Alan Rosen’s earliest memories of Junior’s Restaurant & Bakery are being behind the bakery counter at their original Brooklyn location. “I remember bussing the counter, you know the horseshoe-shaped counter, with the bus box against my thighs gathering up coffee cups, etcetera,” he recalled. He also remembers separating doilies that would go underneath each of their famed cheesecakes.
The brand’s iconic cheesecake recipe was partly created by his grandfather, Harry, in 1950. It withstood the taste test of time and lives on today in their now four locations — the flagship on Flatbush Avenue, West 45th, West 49th and in Foxwoods Resort Casino — and the close to 4 or 5 million cakes they ship out yearly to restaurants, supermarkets, online customers and even LaGuardia Airport.
On a typical day for the Great Neck, Long Island native-turned Westchester resident, he can be found stopping at their bakery in South Jersey or their Brooklyn location and then visiting his Manhattan restaurants, where he orders the brisket melt, a hero filled with sauteed peppers, onions and melted mozzarella. And if he’s taking some dessert home to bring to friends, he’ll opt for the Devil’s Food cheesecake, which is a plain cheesecake inside of a chocolate layer cake.
Bestsellers are still the New York-style original as well as their strawberry cheesecake, and menu items like burgers, corned beef, pastrami and Reuben sandwiches. As for the clientele, notable names from the White House and Gracie Mansion have been through their doors. “Clinton, Obama, you name the mayor, every sitting mayor has been there,” Rosen, 53, said.
His future aspirations are to open another eatery, hopefully in Las Vegas, and not change the recipe that has been working for over 70 years. That includes banning a low-fat version of the storied New York dessert. “What’s the point?” he explained. “If you’re gonna have a cheesecake, you might as well have a cheesecake.”
Explain how your grandfather came up with the cheesecake recipe.
The truth is, he said, “If we’re gonna be a great restaurant in New York, we have to have great cheesecake.” And he went around New York tasting and testing different cheesecakes. He would go buy something from here and from there and come back to the restaurant and go up to the bakery and do experiments with his first baker, Eigel Peterson, and they liked the consistency of this, the crust of this and they just hit upon a formula and literally it has not changed.
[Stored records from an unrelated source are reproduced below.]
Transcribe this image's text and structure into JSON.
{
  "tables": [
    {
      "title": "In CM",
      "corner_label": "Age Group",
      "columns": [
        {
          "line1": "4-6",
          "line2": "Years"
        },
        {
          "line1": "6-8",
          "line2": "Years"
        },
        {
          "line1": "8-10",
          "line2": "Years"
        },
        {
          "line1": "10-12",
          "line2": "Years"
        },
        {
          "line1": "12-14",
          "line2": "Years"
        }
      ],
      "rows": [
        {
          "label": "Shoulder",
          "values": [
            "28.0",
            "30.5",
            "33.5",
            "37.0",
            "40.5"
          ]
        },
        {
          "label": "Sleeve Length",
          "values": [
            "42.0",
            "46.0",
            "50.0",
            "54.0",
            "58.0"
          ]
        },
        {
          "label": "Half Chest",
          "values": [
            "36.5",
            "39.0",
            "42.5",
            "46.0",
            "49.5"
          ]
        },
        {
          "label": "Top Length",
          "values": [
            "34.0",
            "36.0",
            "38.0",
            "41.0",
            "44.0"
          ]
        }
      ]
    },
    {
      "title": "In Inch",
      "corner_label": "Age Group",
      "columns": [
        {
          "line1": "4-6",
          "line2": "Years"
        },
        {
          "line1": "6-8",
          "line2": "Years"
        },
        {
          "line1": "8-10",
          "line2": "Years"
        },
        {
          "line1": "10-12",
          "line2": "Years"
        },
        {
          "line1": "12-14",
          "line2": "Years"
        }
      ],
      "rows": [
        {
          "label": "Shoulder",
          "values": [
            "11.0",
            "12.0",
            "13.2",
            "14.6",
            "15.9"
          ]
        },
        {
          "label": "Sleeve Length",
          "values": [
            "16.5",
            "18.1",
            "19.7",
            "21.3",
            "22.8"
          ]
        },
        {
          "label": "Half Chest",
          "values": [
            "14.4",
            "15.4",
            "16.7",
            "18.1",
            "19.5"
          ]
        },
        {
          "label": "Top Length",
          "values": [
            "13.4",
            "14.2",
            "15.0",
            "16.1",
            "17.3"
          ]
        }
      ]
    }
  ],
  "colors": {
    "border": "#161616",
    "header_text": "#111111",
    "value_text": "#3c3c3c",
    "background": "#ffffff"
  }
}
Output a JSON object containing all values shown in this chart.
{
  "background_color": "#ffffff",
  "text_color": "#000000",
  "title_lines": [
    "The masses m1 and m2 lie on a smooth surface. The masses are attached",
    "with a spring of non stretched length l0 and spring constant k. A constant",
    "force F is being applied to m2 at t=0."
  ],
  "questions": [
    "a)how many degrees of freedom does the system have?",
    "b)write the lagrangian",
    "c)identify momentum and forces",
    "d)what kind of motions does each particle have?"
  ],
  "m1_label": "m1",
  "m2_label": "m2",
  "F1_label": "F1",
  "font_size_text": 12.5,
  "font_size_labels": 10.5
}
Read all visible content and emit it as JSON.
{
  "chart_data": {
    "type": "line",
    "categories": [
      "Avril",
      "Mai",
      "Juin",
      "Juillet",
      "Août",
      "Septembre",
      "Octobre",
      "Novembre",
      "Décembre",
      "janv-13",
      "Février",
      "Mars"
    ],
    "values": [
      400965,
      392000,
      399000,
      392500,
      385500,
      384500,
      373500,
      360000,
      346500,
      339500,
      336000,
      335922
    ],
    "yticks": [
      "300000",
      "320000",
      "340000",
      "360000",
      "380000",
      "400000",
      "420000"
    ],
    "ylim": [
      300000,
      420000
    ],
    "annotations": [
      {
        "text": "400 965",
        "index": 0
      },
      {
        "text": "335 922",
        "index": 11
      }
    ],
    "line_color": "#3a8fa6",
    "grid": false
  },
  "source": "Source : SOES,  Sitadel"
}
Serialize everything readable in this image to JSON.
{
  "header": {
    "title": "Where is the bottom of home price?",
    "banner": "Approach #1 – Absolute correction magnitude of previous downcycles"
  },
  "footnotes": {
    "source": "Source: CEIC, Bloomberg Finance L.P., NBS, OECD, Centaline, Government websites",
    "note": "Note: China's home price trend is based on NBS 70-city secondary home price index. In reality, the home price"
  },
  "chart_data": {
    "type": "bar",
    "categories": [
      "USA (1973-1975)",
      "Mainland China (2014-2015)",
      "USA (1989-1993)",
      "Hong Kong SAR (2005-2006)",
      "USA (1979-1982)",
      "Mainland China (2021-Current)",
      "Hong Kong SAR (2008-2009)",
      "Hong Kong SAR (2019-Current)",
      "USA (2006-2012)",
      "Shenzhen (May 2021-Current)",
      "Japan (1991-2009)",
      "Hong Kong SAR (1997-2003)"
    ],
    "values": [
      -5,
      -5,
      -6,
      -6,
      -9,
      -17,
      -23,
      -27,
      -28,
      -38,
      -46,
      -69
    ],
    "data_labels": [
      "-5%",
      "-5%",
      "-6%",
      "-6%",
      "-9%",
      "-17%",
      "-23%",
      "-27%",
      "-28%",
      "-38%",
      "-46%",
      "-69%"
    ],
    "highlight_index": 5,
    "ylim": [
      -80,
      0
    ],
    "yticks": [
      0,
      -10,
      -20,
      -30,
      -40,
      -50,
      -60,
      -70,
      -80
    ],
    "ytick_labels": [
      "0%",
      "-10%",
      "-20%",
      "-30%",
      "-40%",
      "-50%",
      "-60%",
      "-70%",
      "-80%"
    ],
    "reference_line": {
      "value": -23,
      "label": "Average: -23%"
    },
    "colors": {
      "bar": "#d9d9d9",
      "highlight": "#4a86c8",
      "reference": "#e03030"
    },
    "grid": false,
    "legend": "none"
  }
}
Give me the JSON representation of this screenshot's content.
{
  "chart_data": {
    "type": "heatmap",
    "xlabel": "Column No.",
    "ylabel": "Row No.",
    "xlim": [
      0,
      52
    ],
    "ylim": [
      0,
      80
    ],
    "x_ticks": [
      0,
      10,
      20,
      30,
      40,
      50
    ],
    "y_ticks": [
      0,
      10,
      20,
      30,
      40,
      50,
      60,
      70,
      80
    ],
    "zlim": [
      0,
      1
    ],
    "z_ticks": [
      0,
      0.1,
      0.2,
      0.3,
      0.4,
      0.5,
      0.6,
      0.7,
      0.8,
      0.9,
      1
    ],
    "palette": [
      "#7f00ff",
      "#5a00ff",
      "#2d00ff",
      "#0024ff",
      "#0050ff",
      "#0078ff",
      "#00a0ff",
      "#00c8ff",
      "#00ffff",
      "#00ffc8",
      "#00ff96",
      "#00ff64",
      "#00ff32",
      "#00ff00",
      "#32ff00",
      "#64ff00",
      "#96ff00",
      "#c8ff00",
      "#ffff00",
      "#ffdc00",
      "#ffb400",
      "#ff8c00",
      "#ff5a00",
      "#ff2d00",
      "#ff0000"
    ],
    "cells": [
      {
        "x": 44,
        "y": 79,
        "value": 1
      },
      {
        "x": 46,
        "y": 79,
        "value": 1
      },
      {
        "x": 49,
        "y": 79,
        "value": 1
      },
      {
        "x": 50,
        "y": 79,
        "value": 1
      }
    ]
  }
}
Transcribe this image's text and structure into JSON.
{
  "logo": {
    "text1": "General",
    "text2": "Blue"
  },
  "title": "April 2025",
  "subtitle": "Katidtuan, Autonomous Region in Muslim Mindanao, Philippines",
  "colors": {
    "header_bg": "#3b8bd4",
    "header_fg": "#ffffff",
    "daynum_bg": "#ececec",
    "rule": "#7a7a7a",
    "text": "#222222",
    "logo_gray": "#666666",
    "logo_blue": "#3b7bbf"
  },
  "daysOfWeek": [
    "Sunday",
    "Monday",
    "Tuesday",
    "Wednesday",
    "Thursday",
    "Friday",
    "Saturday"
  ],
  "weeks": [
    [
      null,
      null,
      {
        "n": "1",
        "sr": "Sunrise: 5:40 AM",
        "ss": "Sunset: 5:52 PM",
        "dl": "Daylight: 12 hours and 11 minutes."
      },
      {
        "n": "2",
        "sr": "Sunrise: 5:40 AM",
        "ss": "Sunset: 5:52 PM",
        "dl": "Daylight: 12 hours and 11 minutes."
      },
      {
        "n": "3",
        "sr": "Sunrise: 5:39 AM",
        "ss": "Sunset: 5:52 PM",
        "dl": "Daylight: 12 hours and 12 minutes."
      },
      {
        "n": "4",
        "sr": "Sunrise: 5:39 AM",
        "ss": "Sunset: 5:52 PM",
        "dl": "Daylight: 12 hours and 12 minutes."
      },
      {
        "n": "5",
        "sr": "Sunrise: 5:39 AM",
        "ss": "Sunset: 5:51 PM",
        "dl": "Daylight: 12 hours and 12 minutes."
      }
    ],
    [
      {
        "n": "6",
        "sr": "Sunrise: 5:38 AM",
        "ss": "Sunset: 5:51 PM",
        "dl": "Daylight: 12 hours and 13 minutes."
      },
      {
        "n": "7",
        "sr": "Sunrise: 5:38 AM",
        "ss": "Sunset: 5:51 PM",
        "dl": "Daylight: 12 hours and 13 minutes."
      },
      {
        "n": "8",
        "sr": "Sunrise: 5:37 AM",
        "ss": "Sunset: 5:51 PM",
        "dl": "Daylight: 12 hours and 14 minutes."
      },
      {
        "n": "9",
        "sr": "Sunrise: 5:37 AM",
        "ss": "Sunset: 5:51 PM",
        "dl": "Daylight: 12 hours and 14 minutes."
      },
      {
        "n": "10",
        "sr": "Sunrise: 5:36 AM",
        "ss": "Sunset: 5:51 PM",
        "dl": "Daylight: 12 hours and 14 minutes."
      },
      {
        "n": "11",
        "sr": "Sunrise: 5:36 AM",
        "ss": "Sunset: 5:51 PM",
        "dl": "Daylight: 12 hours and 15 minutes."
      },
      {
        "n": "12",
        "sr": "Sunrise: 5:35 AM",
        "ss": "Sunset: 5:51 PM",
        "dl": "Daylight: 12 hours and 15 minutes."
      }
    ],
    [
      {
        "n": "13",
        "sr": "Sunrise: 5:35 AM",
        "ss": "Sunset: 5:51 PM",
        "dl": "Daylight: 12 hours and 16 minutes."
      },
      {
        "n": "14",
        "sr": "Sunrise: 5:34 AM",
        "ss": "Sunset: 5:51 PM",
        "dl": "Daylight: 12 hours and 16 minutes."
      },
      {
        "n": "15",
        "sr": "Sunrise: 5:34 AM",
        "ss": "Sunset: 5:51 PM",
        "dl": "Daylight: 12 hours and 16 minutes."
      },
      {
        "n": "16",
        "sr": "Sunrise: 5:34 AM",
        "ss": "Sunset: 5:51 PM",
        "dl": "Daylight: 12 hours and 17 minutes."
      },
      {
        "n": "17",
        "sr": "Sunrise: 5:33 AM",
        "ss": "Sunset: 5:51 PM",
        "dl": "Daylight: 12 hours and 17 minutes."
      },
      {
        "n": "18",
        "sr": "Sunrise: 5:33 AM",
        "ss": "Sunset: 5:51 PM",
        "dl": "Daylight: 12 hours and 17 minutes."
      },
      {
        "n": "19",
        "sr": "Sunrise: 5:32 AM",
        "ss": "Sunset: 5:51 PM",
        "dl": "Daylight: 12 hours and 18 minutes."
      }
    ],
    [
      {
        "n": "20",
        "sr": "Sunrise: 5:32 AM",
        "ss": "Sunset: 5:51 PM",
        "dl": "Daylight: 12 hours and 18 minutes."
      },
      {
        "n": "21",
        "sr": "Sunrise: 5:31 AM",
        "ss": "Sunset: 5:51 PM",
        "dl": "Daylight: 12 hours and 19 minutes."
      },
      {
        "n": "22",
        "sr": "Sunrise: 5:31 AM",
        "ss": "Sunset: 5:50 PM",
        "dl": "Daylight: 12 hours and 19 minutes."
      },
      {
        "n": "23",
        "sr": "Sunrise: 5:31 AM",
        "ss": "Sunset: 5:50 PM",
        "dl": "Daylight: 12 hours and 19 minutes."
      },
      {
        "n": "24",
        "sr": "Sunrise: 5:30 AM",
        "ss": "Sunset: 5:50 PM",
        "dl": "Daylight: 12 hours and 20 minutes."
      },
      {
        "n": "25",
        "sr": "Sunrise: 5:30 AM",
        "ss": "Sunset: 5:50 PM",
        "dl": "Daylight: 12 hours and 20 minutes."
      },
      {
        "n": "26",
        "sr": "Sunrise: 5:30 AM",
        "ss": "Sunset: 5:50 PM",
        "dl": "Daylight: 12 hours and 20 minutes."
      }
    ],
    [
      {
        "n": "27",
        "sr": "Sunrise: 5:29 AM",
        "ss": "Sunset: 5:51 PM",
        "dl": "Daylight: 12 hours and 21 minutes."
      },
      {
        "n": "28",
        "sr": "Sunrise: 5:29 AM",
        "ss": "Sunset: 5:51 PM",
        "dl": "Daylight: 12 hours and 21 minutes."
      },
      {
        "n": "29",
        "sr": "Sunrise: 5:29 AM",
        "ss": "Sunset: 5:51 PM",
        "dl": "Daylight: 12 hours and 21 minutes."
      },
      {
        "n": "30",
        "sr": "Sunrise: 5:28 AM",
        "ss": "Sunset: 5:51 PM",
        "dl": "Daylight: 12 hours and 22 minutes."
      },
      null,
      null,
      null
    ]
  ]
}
What are your earliest memories of the business?
When I was four or five years old, if I wanted to see my dad [Walter Rosen], I would go to work. He would knock on my door, I would get dressed in seconds or it seemed like seconds, probably seemed like forever to him. My earliest memories are standing behind the bakery counter in Brooklyn with Camille [Russo], who I worked with as a grownup. And every cake had to be on top of one of those frilly type of doilies. That was like a rule. So I, with my little fingers, would separate doilies. I remember walking through the kitchens with my dad. I remember breaking stuff too and crying ‘cause I thought he was gonna be pissed. And then having him come over and say it was okay.
I know there are no typical days, but what’s a day like for you at work?
So a typical day, I go to Brooklyn in the morning traditionally if I’m not going to the bakery, which is in South Jersey. I would go to Brooklyn in the morning, spend a bunch of time there, and then in the afternoons, I would stop at the restaurants in the city.
What have been some interesting customer requests?
The one that I remember from when I was younger that I always thought was cool was cutting the inside of a cheesecake open and then taking an engagement ring, wrapping it in Saran Wrap, putting it in the cake, obviously after it was baked. And then covering it with fresh strawberries and the glaze.
You sell cheesecakes online as well and to restaurants and supermarkets. Do you have the statistic of how many you send out per day?
I don’t know about send out per day, but I can tell you over the course of a year it’s probably close to four or five million cakes.
What can you say about the time during COVID?
It was one of the worst times to be a restauranteur in the history of the world. It was really tough for our whole company and our employees. And we’re very fortunate we survived. New York was the hardest place for it to happen. Other parts of the country it was a little easier.
Are you releasing any more cookbooks?
No, done. I’ve done four. It’s a lot of work. The person that I did it with actually just passed away a few weeks ago, Beth Allen. So in light of that ... I enjoyed doing it very much with her.
What are some memorable events that happened at Junior’s?
Bobby Kennedy visited before my time. Clinton, Obama. I remember Stephon Marbury’s press conference when he turned pro was amazing. Spike Lee comes by; it’s always fun. LL Cool J filming the “Doin’ It” video right outside.
Who are some current celebrity clients?
To be honest, we don’t really care. You know, it’s not really our thing. We have plenty, but we just sort of leave them alone. Our celebrity clients are the people that come every day or every other day or a couple of times a week. And I’m not just saying that, but those are our celebrity clients.